Ручьи весенние
Шрифт:
— Тут пишут, — Андрей указал на газету, — что Казарин уже принял новенькие тракторы. Ясно: ни комсомольская, ни партийная организации там спать не будут.
— А мы? Я, — Витька Барышев ткнул кулаком себя в грудь, — я и то понимаю, на какую вышку поднялась Маша. Ну как же можно позволить ей упасть оттуда?! Тогда и нам позор на веки вечные… Забивай меня, Андрей, как гвоздь, куда угодно, по самую шляпку…
Его прервал Игорь Огурцов:
— Расхвасталась гречневая каша! Что о вашем ремонте Боголепов говорил? Иди-ка ты лучше к станку, теперь каждая минута дорога.
Андрей и Шукайло переглянулись: «Ай да Огурец!»
В помещении, где зимой Вера Стругова проводила занятия, было шумно. Там собралась увеличившаяся теперь втрое комсомольская организация Войковской МТС.
Нежданно появились Боголепов и Уточкин. Первым заметил их Витька Барышев и по школьной привычке негромко прошипел:
— Ди-рек-ция!
Андрей, Вера, Игорь и Витька подвинулись на скамье. Гости, сбивая на ходу снег с одежды и валенок, сели, с любопытством оглядывая комсомольцев. Картина и впрямь была живописная. Большая комната пестрела платками, беретами, яркими кофточками и рубахами. Смеющиеся лица раскраснелись от жары, от радостного возбуждения. Всюду виднелись вихрастые чубы: и черные, и рыжие, и светлые, как пшеница. Мелькали быстрые сильные руки.

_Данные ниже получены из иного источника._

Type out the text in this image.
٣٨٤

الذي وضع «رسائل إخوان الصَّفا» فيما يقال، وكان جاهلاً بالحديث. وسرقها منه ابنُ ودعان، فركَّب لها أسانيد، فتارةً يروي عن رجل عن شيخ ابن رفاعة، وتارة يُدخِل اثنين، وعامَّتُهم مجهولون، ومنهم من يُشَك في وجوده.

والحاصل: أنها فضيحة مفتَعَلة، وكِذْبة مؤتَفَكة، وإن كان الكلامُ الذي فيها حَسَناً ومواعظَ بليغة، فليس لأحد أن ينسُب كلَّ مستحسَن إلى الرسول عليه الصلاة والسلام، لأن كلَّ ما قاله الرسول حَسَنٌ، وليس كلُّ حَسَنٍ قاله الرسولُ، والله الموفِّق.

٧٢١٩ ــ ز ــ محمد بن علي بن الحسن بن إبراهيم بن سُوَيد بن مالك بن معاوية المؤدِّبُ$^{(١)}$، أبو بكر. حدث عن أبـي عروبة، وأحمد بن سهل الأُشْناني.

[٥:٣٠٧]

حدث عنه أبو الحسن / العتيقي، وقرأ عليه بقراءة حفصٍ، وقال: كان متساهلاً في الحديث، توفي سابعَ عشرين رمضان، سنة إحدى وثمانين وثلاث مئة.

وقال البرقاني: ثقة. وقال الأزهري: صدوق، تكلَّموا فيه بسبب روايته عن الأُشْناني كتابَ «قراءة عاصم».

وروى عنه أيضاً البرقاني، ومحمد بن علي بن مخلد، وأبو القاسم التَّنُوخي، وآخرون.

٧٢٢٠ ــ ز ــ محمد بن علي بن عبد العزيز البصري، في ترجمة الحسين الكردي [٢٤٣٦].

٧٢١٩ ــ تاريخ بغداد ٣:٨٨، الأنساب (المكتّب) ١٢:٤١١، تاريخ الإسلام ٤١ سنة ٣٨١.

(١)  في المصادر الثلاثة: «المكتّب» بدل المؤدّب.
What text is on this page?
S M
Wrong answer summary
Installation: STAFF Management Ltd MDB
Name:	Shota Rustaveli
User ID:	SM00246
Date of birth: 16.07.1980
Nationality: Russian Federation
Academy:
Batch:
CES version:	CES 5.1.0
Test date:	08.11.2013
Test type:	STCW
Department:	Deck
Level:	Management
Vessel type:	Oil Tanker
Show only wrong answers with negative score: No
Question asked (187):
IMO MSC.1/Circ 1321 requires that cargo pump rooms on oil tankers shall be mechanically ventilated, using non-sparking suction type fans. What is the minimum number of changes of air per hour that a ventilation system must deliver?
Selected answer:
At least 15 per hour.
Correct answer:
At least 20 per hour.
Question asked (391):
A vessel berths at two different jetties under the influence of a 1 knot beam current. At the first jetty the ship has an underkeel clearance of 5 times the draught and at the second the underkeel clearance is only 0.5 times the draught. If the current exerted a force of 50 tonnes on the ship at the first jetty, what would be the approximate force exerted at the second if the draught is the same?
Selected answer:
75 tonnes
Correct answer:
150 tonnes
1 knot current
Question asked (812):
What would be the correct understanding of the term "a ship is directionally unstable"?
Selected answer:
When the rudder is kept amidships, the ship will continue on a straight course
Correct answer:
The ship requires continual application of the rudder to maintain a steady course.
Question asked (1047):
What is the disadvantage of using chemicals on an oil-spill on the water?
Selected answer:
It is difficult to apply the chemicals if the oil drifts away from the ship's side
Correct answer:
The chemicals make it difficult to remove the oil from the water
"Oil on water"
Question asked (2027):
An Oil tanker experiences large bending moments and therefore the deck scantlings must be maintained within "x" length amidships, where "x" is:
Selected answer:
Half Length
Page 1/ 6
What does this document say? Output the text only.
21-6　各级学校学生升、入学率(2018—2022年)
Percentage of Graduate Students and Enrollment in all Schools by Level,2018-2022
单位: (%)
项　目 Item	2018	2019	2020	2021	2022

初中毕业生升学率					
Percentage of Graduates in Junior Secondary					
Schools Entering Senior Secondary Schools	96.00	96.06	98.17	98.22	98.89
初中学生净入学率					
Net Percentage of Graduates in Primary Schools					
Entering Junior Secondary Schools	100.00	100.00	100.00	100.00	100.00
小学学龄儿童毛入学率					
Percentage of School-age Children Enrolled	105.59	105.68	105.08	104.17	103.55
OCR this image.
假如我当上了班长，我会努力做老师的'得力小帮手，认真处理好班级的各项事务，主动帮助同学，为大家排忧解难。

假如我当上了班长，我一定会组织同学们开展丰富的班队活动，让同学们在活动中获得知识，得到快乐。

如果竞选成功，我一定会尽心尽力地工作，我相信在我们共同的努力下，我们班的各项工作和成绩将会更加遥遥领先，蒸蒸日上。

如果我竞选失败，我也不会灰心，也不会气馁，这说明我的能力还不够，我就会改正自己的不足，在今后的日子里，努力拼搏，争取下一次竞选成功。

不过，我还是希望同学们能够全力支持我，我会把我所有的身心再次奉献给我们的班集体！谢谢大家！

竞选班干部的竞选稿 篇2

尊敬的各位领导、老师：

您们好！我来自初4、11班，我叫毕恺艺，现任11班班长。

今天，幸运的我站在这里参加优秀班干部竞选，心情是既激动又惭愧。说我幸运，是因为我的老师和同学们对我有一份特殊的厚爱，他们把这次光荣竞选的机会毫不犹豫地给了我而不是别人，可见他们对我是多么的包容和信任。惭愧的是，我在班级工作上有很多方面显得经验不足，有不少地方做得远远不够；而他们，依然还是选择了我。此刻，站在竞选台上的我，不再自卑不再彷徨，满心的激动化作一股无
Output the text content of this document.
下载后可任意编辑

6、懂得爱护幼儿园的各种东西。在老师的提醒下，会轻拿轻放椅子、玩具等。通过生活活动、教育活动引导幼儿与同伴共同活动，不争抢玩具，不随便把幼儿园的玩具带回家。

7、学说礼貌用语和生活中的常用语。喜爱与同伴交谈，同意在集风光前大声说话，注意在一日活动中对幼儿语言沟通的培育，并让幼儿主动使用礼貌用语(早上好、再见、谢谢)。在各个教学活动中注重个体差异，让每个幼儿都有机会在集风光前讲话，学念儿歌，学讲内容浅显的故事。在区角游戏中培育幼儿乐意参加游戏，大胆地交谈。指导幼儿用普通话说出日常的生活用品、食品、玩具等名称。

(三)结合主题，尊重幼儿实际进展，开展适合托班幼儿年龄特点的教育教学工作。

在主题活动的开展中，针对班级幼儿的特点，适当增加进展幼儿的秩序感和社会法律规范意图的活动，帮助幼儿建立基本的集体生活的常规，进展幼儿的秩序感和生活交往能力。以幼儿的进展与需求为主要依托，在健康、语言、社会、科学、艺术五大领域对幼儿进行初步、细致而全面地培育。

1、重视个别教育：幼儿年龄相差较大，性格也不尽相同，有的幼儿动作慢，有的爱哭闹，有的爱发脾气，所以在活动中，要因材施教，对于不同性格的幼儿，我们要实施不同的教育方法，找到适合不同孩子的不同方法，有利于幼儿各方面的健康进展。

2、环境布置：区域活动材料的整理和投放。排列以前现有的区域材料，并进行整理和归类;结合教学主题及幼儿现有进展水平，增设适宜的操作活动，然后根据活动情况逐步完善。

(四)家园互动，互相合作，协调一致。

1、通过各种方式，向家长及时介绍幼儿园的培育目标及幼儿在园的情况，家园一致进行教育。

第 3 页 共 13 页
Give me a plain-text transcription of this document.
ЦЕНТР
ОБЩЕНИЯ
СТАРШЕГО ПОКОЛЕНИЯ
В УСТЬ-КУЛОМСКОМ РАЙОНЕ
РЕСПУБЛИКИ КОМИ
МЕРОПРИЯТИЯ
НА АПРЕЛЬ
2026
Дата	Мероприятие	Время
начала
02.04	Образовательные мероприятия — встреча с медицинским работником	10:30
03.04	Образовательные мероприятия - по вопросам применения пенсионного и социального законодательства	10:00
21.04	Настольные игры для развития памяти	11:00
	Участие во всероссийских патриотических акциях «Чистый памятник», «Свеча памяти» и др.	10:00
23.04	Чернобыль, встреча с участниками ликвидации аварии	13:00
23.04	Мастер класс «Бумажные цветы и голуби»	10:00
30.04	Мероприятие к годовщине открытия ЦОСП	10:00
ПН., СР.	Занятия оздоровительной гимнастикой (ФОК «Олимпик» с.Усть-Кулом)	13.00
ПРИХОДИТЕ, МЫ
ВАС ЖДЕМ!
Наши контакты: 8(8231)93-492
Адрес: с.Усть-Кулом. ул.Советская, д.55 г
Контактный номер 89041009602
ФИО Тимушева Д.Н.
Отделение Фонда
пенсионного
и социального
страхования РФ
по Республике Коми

Когда движение улеглось, Андрей сказал высокому худенькому пареньку Александру Фарутину:
— Продолжай, Саша… Хотя обожди минутку… — Андрей повернулся к гостям. — Саша Фарутин в пургу, когда все тракторы на приколе, сделал две ездки за кормами и прямо с машины, заглушив ее под окнами, прибежал к нам, чтобы послушать и снова ехать. — Андрей волновался. — А почему мы это затеяли? Про прибывших на целину москвичей в Предгорном пустили дурную славу: «За длинным рублем погнались, а сами пьянствуют, дескать, хулиганят, бегут от трудностей…»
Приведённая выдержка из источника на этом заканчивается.